Hi! It’s me! Lily!!!
I was going to go on a date with Jack tonight, but he had to work! Apparently we’re seeing an influx of people who want to see the eclipse, and the stores are a madhouse right now! It looks like it might be cloudy, but there are still a lot of people who want to see it get dark for a few minutes, even if they can’t directly see the sun.
Next time, I guess.
So not too much interesting happened today. The weather was very nice temperature wise but cloudy, so we spent some of the day outdoors. We all took a walk and took Marie with us, and when we got to the dog park she had all sorts of fun with the other dogs. It’s always fun to see how they all interact. Most dogs there just want to play and be friends.
Maybe they’d feel differently if we were on their turf, but the dog park is neutral territory – everyone gets to have fun. Well, except when there’s a Karen around, but that hasn’t happened in a while.
Actually, Karens have been leaving me alone lately. I wonder why.
We had our post-mortem for the concert last week, the girls and I. And Sabby too, actually. The consensus was it went pretty well but we’re not really a band. Problem is, I’m not sure, in our current configuration, that we’ll ever actually be one. I’m heading off to Japan. The rest of the girls will be around for a bit longer, but they’ll have to find a drummer. And, let’s be honest, we’re doing this for Crystal. It’s not like we hate it – it was kind of fun dressing up like a rocker chick and whaling on the drums for a few songs – but everyone but Crystal and maybe Beth are just doing it because we love Crystal. There’s no shared passion or goal there… and I think it shows. I haven’t said this to the rest of the group yet… maybe they read this but I don’t think they do.

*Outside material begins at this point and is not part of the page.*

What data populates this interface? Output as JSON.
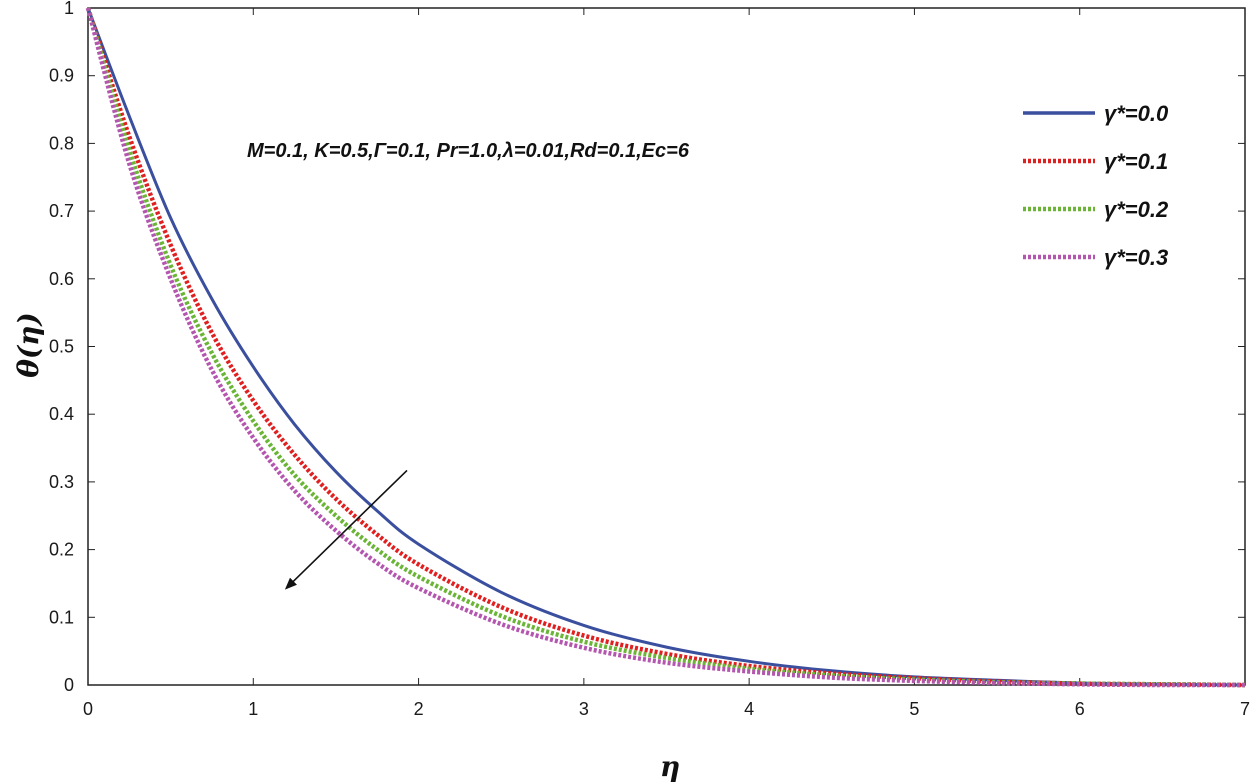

And it’s not like we can just pull one out of thin air, either. This is temporary. Definitely for me, and maybe for the others too. Crystal needs to find some people who want to be in a band with her, because they want to be in a band, not because they love her. She’ll never be able to reach her (surprisingly considerable) full potential if she’s with people who are holding her back, for whatever reason.
Like I said, I haven’t said it in quite that way. But they feel it too. That sense of cohesion isn’t there. We’ve got sister vibes, not band vibes, and it’s really showing.
Still, I really love Diana and Beth because they learned stuff just to support Crystal. Diana’s not the hugest fan of bass guitar, but she’s practicing diligently and isn’t too bad, actually. Beth, well, she does like singing, but I’m not sure she’d put as much into it as she is if it weren’t for Crystal. and me, well… I have stuff to do, and practicing the drums doesn’t fit into any of my plans. At all.
Oh well.
Crystal will outshine all of us (in her chosen field, she’s not going to outshine me on the piano). Far outshine us. She needs to find people who are on her level. That’s… really… not us.
Though Beth loves Crystal. She might give it her all anyway.
Anyway… I guess enough of that.
I remember, what was it, two years ago or so, when Crystal tried to, well… off herself. She’s come so far since then. I mean she still has her moments and she’s not exactly the most bright and cheerful person… okay, well, she’s actually a bit of a downer sometimes. But she loves all of us, and she finds ways to tell us that all the time. She tries hard not to bring us down, but she also doesn’t hide her pain anymore. We accept her for that. That’s what sisters are for, right?
She’s sworn off men for a while, though. The last one… well.. that soured her bad. But she says it’s not permanent, she just wants to get her head on straight first.
okay… bed time.
Love you all!!! ❤️
From the creator:
Truth be told, I came very close, two years ago, to killing Crystal off.
But ultimately I decided that would take the story in a dark direction I didn’t want to go. So she survived. Wounded, but she survived.
There are many, many dark directions this story could take, and at times, almost did. But same thing. Ultimately, that would have hurt the story. Not that my current choices are great, but still.